"We do not have any guarantees that tomorrow we will not find ourselves face to face with these terrible terrorist forces and so we do not want to allow ourselves to be used by anyone," he said.
Earlier on Friday, a U.S. official said 1,000 U.S. light infantry were en route to Uzbekistan. "Troops from the 10th Mountain Division are on their way," the official said.
Expectations grew of U.S. and British military action in Afghanistan, whose Taleban rulers are harbouring Osama bin Laden blamed for the Sept. 11 suicide attacks on New York and Washington that left almost 5,600 people feared dead.
Uzbekistan had allowed the United States to use its airspace and was ready to "upgrade and step up" intelligence- sharing efforts, Karimov said.
In Washington, defence analysts said Karimov's public refusal to allow elite U.S. Special Forces troops to operate from Uzbek soil could present problems for a military strike.

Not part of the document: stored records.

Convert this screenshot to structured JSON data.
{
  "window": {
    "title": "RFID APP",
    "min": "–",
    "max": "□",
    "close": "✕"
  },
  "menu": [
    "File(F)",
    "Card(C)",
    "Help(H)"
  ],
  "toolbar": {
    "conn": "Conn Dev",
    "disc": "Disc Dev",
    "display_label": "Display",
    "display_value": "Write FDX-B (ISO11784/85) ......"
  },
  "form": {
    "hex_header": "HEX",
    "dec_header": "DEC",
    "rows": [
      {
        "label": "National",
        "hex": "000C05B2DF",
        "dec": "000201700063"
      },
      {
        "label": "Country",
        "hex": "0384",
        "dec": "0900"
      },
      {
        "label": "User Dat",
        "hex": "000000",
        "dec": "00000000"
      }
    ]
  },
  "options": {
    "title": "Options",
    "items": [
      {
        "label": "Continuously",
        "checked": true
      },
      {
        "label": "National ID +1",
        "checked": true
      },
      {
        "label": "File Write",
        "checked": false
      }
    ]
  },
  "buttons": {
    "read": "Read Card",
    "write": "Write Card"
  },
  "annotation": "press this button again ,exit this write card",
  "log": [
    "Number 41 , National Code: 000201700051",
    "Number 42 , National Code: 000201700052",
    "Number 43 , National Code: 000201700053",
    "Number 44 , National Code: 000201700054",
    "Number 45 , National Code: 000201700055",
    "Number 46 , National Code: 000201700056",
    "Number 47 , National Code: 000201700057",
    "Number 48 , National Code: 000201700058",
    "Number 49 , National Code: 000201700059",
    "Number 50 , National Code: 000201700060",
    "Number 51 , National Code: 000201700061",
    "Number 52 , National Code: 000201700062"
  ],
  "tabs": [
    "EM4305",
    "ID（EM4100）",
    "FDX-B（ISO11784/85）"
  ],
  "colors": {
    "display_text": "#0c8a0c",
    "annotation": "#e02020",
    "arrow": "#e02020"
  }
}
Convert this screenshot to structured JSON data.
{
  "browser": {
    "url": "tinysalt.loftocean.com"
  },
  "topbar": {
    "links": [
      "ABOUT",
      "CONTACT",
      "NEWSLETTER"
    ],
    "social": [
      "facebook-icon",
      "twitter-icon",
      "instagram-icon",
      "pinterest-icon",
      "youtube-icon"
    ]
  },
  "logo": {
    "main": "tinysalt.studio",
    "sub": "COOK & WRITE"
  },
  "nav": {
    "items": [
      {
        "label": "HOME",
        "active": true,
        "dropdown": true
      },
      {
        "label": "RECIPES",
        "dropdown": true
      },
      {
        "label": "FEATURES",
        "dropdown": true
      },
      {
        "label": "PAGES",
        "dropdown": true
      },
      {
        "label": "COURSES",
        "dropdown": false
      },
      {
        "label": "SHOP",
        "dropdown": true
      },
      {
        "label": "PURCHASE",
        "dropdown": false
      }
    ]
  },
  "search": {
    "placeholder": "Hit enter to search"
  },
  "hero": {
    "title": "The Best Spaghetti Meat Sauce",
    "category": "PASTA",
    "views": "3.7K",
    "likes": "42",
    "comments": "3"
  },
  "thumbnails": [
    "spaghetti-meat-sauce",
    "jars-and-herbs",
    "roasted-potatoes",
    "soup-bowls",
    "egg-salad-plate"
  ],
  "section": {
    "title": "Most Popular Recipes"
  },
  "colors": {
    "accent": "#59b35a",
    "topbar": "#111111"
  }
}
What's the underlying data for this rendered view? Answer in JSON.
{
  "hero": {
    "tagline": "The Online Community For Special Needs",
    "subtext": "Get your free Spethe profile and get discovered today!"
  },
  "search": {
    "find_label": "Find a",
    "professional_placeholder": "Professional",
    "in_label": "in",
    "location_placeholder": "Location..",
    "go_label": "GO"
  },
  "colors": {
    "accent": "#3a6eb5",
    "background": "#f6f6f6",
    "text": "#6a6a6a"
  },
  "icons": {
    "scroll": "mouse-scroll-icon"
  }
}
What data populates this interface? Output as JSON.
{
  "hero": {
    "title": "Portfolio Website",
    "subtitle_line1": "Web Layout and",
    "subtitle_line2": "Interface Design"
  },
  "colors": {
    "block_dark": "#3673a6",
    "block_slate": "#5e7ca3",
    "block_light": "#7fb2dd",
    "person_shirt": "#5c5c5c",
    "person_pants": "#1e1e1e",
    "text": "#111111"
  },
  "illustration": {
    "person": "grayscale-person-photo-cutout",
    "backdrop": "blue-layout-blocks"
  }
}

But they suggested that humanitarian and search-and-rescue operations might be broadened with quiet approval from Tashkent.
"The announcement was not helpful on the surface because there aren't too many places where you can get special ops (operations) troops any closer. Pakistan is out. Iran is out. We don't know about Tajikistan," Ivo Daalder of the Brookings Institution told Reuters.
"But there is a gray area in which humanitarian and rescue missions might be expanded with the use of protective fighter jets," added Andrew Krepinevich of the Centre for Strategic and Budgetary Assessments. "That probably works to the benefit of the Uzbeks and to the United States."
A document was being drawn up to detail the agreement between the United States and Uzbekistan and would be made public to show that "we have no secret deals, no covert negotiations with the United States," Karimov said.
Asked what the United States had offered Uzbekistan in return for its assistance, Rumsfeld replied, "There have been no specific quid pro quos.
"The interest of the United States in Uzbekistan, it should be well understood, precedes the events of September 11," he said. "The interest of the United States is to have a long-standing relationship with this country and not something that's focused on the immediate problem alone."
Rumsfeld said earlier he saw similarities between the battle against terrorism and the Cold War that ended a decade ago.
"It undoubtedly will prove to be a lot more like a cold war than a hot war," Rumsfeld said on Thursday during a tour that has also taken him to key U.S. allies in the Middle East, including Saudi Arabia, Oman and Egypt.
"The important thing is to see that we put enough pressure on the terrorist and the people who harbour terrorists through a variety of means over a sustained period."
The aim was to force terrorists to alter their behaviour, go on the run, lose financing and attract fewer recruits.
Rumsfeld said the conflict would resemble the Cold War with communism, which he said "did not involve major battles, it involved continuous pressure, it involved cooperation by a host of nations, it involved the willingness of populations in many countries to invest in it and to sustain it."
Rumsfeld was on his way to Turkey on Friday before returning to the United States.
Defence Undersecretary Douglas Feith, who has accompanied Rumsfeld on this trip, planned to stay in the Gulf region for visits to Jordan, Kuwait, the United Arab Emirates, Qatar and Bahrain.